今週は!
言わずと知れた日本人メジャーリーガーのパイオニア、野茂英雄。
今年は野茂が初めてメジャー(MLB)のマウンドに立って25周年の節目。ということで、スポーツグラフィック誌『ナンバー』が
特集を組んでくれた。
ナンバーの歴代編集部員には、ノモマニアが多いのか、引退後も折に触れて野茂のことを取り上げ、近況を教えてくれるのでありがたい。今回の特集も全編読み応え十分で、なんと山中伸弥教授との対談まである。
iPS細胞とトルネード!
よく言われることであるが、野茂が大リーグにデビューした1995年は、日本にとって非常にエポックな年だった。1月に阪神淡路大震災があり、3月には地下鉄サリン事件が起こった。
当時の私は30代半ば、仕事と私生活の両面において踊り場にあり、どよんとした時期だったので、野茂選手の海の向こうでの活躍には胸のすくような想いがしたものだ。
野茂がMLBでプレイしていた約12年間、私の生活は完全に野茂登板日を中心に回っていた。正確な数字はわからないが、インターネットを含めて野茂が登板した全323試合のうち、8割方は観戦しているのではないだろうか。
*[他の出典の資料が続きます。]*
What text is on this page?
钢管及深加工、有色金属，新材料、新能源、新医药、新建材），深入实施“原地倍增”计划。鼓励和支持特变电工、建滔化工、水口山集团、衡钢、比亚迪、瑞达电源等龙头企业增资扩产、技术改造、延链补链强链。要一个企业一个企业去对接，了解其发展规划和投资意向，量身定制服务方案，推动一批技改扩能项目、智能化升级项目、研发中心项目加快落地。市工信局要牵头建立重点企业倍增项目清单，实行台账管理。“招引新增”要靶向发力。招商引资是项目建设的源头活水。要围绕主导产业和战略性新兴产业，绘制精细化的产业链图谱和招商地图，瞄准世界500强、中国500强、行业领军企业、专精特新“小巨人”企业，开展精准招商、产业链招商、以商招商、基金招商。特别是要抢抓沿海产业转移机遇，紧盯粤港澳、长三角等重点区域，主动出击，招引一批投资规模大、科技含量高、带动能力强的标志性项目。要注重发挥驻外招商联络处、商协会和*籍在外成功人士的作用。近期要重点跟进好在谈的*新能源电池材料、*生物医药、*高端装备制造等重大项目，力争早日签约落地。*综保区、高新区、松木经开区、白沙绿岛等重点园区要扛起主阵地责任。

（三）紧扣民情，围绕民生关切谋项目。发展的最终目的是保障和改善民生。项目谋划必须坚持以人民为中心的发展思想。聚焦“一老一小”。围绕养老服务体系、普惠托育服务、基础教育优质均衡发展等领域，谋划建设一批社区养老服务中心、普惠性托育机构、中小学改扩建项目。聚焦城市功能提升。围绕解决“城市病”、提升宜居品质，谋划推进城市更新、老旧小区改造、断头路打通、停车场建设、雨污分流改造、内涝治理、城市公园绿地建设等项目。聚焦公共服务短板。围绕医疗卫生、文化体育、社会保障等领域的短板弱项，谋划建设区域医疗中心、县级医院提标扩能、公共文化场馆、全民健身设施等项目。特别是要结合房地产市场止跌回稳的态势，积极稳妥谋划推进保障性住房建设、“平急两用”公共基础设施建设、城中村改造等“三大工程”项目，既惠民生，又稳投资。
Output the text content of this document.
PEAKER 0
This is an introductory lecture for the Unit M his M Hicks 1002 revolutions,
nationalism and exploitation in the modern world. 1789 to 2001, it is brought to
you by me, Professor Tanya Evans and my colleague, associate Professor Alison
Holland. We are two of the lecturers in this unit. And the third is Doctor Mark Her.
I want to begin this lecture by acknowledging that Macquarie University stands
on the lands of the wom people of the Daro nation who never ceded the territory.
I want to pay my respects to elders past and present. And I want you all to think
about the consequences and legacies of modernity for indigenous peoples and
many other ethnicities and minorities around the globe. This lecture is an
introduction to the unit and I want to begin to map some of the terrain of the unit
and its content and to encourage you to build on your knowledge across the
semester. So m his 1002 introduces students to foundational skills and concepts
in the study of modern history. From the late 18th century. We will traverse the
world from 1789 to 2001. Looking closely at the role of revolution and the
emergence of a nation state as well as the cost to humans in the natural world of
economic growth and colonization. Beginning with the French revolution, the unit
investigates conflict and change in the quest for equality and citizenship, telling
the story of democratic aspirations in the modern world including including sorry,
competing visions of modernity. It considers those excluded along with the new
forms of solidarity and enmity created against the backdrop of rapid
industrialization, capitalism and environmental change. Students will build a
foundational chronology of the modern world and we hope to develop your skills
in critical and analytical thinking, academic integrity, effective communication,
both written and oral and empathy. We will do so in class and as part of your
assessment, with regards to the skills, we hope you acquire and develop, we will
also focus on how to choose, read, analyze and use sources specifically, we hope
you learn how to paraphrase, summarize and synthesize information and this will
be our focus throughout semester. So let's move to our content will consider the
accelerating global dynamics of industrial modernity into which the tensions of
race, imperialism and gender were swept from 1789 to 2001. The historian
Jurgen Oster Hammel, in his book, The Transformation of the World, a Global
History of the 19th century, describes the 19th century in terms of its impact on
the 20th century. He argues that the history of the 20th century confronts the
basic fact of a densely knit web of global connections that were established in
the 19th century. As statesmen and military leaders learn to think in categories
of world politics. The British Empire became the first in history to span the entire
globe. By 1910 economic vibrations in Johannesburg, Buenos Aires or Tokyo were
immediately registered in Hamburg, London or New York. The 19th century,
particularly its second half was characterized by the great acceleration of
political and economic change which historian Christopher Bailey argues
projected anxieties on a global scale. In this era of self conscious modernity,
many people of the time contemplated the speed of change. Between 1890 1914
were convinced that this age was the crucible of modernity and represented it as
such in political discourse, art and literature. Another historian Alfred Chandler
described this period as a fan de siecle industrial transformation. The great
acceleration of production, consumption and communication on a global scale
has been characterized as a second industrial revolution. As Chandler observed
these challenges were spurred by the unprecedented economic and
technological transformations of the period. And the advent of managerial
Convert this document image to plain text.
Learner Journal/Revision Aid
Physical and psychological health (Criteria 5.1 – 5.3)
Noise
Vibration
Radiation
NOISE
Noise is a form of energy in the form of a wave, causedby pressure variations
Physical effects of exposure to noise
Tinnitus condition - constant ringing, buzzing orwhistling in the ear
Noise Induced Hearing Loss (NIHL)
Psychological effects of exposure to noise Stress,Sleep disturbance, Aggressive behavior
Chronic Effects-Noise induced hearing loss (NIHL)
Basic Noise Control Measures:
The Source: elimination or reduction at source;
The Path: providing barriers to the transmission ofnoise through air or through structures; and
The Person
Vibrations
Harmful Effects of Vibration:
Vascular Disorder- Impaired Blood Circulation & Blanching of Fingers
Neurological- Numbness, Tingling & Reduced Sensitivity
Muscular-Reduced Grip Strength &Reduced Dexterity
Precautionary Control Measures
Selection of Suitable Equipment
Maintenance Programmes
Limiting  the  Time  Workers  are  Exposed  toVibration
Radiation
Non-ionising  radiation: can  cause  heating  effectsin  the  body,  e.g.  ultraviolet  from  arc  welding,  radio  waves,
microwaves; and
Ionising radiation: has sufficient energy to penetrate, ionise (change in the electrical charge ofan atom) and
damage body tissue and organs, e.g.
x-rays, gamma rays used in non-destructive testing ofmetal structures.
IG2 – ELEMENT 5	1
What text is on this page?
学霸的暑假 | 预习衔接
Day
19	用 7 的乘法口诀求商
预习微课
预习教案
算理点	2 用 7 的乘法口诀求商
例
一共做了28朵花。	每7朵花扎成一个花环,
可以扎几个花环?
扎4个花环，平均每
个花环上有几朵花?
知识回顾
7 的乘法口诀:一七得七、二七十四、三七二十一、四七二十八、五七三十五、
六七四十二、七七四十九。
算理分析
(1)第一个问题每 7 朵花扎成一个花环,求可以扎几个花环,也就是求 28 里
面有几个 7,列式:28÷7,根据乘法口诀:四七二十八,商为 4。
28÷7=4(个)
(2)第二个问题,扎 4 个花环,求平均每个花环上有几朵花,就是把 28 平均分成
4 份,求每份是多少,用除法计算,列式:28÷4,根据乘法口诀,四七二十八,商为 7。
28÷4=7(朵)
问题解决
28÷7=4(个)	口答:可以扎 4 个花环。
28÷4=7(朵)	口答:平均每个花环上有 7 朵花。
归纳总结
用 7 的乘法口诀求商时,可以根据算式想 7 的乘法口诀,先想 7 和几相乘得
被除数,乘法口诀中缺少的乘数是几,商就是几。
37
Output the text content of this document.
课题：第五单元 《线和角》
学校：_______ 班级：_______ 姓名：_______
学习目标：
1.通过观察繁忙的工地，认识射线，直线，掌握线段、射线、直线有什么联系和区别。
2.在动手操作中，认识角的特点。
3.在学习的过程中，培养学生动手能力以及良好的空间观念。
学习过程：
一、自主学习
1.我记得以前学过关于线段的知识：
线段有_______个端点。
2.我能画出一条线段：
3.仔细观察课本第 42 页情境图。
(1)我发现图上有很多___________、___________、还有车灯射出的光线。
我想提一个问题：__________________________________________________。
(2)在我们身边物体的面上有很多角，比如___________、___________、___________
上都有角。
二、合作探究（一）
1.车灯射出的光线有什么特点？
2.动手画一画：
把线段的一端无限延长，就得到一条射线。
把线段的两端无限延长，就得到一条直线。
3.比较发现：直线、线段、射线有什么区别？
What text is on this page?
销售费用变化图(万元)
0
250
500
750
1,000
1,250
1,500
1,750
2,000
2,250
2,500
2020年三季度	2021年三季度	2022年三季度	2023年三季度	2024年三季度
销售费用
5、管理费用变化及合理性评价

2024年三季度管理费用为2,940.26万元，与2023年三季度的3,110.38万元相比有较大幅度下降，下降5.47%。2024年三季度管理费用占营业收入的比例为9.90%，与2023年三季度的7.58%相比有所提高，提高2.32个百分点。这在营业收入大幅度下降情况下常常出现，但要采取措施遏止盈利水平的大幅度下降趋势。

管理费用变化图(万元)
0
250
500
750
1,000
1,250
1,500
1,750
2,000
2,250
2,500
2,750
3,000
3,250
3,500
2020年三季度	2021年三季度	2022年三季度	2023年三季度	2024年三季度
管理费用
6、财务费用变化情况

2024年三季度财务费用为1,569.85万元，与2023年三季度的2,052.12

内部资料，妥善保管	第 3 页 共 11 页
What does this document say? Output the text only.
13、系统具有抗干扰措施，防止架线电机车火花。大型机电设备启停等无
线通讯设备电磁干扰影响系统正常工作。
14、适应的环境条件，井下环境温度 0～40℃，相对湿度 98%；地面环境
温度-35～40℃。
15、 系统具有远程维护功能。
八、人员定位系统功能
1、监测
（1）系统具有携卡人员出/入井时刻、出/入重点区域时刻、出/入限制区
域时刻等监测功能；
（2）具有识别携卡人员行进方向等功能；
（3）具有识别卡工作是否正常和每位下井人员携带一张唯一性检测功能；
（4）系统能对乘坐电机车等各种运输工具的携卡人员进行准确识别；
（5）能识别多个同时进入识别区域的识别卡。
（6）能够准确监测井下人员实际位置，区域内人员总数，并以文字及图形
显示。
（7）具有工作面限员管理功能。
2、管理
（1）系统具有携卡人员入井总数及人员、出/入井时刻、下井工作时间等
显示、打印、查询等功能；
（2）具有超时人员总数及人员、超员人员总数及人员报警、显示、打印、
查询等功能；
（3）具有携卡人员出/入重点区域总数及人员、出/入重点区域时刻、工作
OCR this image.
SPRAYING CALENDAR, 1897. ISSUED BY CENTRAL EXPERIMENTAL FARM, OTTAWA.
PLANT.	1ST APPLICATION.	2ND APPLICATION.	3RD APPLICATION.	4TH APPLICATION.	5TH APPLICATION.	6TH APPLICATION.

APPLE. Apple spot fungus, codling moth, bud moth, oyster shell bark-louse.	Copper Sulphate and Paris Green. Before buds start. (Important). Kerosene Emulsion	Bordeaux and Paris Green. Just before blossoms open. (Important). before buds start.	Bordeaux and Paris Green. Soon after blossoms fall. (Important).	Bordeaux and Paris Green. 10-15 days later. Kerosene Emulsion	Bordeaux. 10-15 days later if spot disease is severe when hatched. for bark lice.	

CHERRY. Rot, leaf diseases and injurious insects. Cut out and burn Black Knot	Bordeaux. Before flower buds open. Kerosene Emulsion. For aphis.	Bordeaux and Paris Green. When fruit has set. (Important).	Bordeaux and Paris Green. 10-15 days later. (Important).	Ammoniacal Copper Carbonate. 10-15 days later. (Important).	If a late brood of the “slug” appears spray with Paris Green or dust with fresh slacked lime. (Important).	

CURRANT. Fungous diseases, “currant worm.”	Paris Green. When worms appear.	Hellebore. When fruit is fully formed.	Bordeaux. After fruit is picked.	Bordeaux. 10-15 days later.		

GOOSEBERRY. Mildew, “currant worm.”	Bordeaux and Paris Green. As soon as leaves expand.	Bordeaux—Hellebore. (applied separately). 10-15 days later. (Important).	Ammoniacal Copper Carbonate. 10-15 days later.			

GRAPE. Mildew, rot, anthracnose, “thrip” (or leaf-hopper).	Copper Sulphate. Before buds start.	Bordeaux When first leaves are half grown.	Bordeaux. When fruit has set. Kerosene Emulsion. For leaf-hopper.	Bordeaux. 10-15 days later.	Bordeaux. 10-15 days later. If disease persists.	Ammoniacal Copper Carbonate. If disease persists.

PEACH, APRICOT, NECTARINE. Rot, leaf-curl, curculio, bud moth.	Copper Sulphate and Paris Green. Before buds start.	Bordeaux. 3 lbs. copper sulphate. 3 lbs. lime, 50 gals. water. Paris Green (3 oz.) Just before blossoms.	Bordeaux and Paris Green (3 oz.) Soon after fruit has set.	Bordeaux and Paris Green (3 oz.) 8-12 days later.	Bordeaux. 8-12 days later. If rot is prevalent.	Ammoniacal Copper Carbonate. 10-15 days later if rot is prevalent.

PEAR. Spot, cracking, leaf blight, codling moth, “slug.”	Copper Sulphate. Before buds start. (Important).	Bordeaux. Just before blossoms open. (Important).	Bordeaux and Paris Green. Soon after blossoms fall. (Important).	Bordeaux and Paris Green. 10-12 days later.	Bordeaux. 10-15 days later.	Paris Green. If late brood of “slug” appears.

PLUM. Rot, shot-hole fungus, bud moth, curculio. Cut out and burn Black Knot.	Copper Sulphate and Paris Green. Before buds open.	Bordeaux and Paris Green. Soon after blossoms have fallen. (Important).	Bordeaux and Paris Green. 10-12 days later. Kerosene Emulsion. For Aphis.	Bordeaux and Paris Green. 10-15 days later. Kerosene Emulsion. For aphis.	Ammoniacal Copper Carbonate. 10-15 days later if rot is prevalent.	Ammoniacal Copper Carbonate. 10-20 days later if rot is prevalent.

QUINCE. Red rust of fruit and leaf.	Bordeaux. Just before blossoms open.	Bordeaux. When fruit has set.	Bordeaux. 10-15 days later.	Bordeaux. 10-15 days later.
物心ついてスポーツに興味を持つようになってから、たくさんの日本人アスリートの活躍に胸躍らせてきたが、私にとって心の底からシンパシーを感じるのは、いまだに野茂だけである。(ちなみに2番目のポジションを占めるのは、PGAプレイヤーの松山英樹である。二人ともマスコミの前では口が重いが、信念があって、根はめちゃめちゃいい奴というところが共通しているように思う)
以前、安田(佳生)さんたちと、ぼくら社という出版社をやっていたとき、野茂の本をつくりたいと思ったことがあった。
考えていた企画は、自伝のようなものではなく、野球や投球術に関することでもない。
ブログのタイトルに書かせてもらったように、野茂英雄による英会話や英語によるコミュニケーションについての本である。
なぜそんなことを思ったかというと、野茂という人、どう考えても英語が苦手のように思えたし、一向に上達しているようにも見えなかったからだ。
今回のナンバーのインタビューでも、渡米当時はイエスとノーくらいしかわからず、「英語も聞き取れるようになるまで何年もかかりましたし、喋るなんていまだにダメです」と笑いながら語っている。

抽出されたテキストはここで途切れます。